BALTIMORE (AP) – Lawyers for a death-row inmate seeking to avoid execution this week in Maryland are telling the federal courts that because the execution team might have to cut deeply into his flesh to administer the lethal drugs, his death could be unconstitutionally cruel.

A federal district judge rejected that argument Thursday, however, and attorneys for Steven Oken were appealing the issue to the 4th U.S. Circuit Court of Appeals in Richmond, Va.

“That will be on an expedited basis,” Fred Warren Bennett, Oken’s lawyer, said at a midday news conference. “We expect to hear on that, yes, clearly, by 5 or 6 o’clock p.m. The judges are waiting for our pleadings in Richmond.”

A procedure called a “cut down” is used to deliver drugs when problems, such as a history of intravenous drug use, complicate reaching a vein in an inmate’s arm, neck or thigh.

The U.S. Supreme Court ruled last month that an Alabama inmate could pursue a similar claim. The justices were told that if the cut-down was done improperly, the procedure could cause Larry Nelson to hemorrhage badly and suffer heart problems before the drug cocktail could kill him.

The Maryland prison system doesn’t have a procedure for checking in advance to see if Oken will need a cut down, and therefore won’t know until the execution is about to begin if he will need one, said Jerome Nickerson, another of Oken’s attorneys. He also said the execution team is not experienced enough nor does it have adequate equipment for such a procedure.

“They don’t have a cut-down procedure in their protocol,” Nickerson said.

U.S. District Judge Peter J. Messitte refused Thursday to issue a stay on those grounds, Bennett said.

Oken, 42, also has a request before Gov. Robert Ehrlich for clemency, Bennett said. He said he understands the governor is studying the issue “hourly” but that Ehrlich will not meet with Oken’s legal team.

“I don’t have a whole lot to say,” Ehrlich said, speaking with reporters at an economic development event in Sparrows Point. He noted that while he will not meet with Oken’s attorneys, he has also not meet with the families of the victims or with prosecutors.

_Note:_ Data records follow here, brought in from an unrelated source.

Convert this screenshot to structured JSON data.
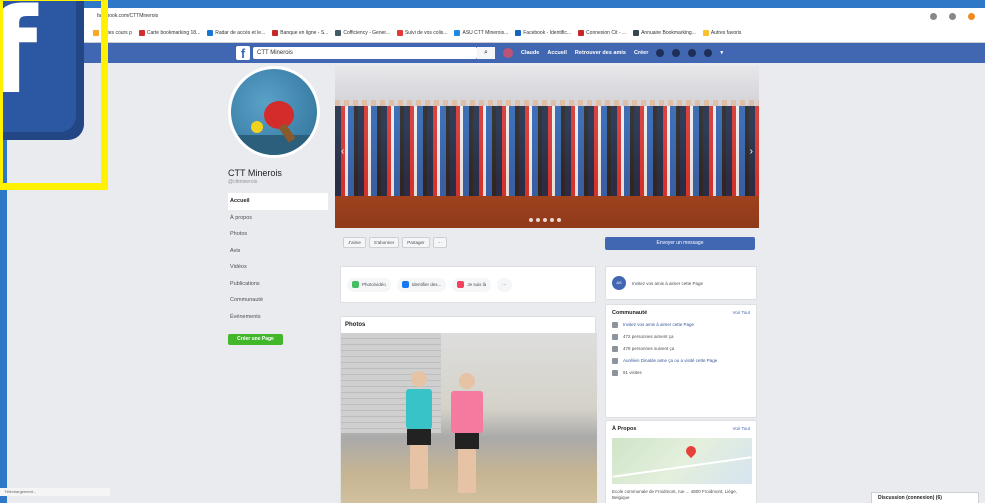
{
  "browser": {
    "url": "facebook.com/CTTMinerois",
    "bookmarks": [
      "Notes cours p",
      "Carte bookmarking 18...",
      "Radar de accès et le...",
      "Banque en ligne - S...",
      "Cofficiency - Gener...",
      "Suivi de vos colis...",
      "ASU CTT Minerois...",
      "Facebook - Identific...",
      "Connexion Cit - ...",
      "Annuaire Bookmarking...",
      "Autres favoris"
    ]
  },
  "fb_header": {
    "logo": "f",
    "search_value": "CTT Minerois",
    "search_icon": "search-icon",
    "user_name": "Claude",
    "nav": [
      "Accueil",
      "Retrouver des amis",
      "Créer"
    ]
  },
  "page": {
    "name": "CTT Minerois",
    "handle": "@cttminerois",
    "nav": [
      "Accueil",
      "À propos",
      "Photos",
      "Avis",
      "Vidéos",
      "Publications",
      "Communauté",
      "Événements"
    ],
    "create_page_label": "Créer une Page"
  },
  "actions": {
    "like": "J'aime",
    "follow": "S'abonner",
    "share": "Partager",
    "more": "···",
    "send_message": "Envoyer un message"
  },
  "post_bar": {
    "photo_video": "Photo/vidéo",
    "tag": "Identifier des...",
    "checkin": "Je suis là",
    "more": "···"
  },
  "photos": {
    "title": "Photos"
  },
  "invite": {
    "count": "AS",
    "text": "Invitez vos amis à aimer cette Page"
  },
  "community": {
    "title": "Communauté",
    "see_all": "Voir Tout",
    "items": [
      "Invitez vos amis à aimer cette Page",
      "472 personnes aiment ça",
      "478 personnes suivent ça",
      "Aurélien Dinalde aime ça ou a visité cette Page",
      "91 visites"
    ]
  },
  "about": {
    "title": "À Propos",
    "see_all": "Voir Tout",
    "address": "Ecole communale de Froidmont, rue ... 4800 Froidmont, Liège, Belgique"
  },
  "chat": {
    "label": "Discussion (connexion) (6)"
  },
  "status_bar": "Téléchargement..."
}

Oken was sentenced to death for the 1987 murder and rape of Dawn Marie Garvin, a 20-year-old newlywed. He also was convicted of killing Patricia Hirt, his wife’s sister, and Lori Ward, a motel clerk in Kittery, Maine, during a 15-day spree.

The case has been “a 17-year odyssey,” Ehrlich said. “We’re clearly coming to the end, according to my analysis.”

Oken could be executed before midnight Friday. State law prohibits corrections officials from disclosing the exact date and time of an execution. Instead, a judge signs a death warrant that runs for a five-day period, starting with a Monday.

Messitte issued a stay Tuesday in the case on grounds that the state had turned over the details of the execution procedures too late to Oken’s defense team, saying they deserved time to examine the “execution protocol” document.

Bennett has said the state botched the 1998 execution of Tyrone Gilliam, the last person it put to death. An IV line used to administer the barbiturate to Gilliam leaked, raising doubts that he got a sufficient dose to put him to sleep before he received two other drugs – one that paralyzes muscles and another that stops the heart, Bennett said. The state has acknowledged that the IV line leaked, but maintains Gilliam was executed in a humane way and without pain.

The federal appeals court upheld the stay Wednesday, but the Supreme Court reversed it Wednesday night and denied a separate request from Oken for another stay.

Meanwhile, the Supreme Court received another appeal Thursday in Oken’s case that was based on arguments that his trial attorney didn’t do every thing he could to save his life.

Bennett described Oken’s legal predicament as like being “down 10-3 in the bottom of the ninth. And you know who’s up? Your worst hitter.”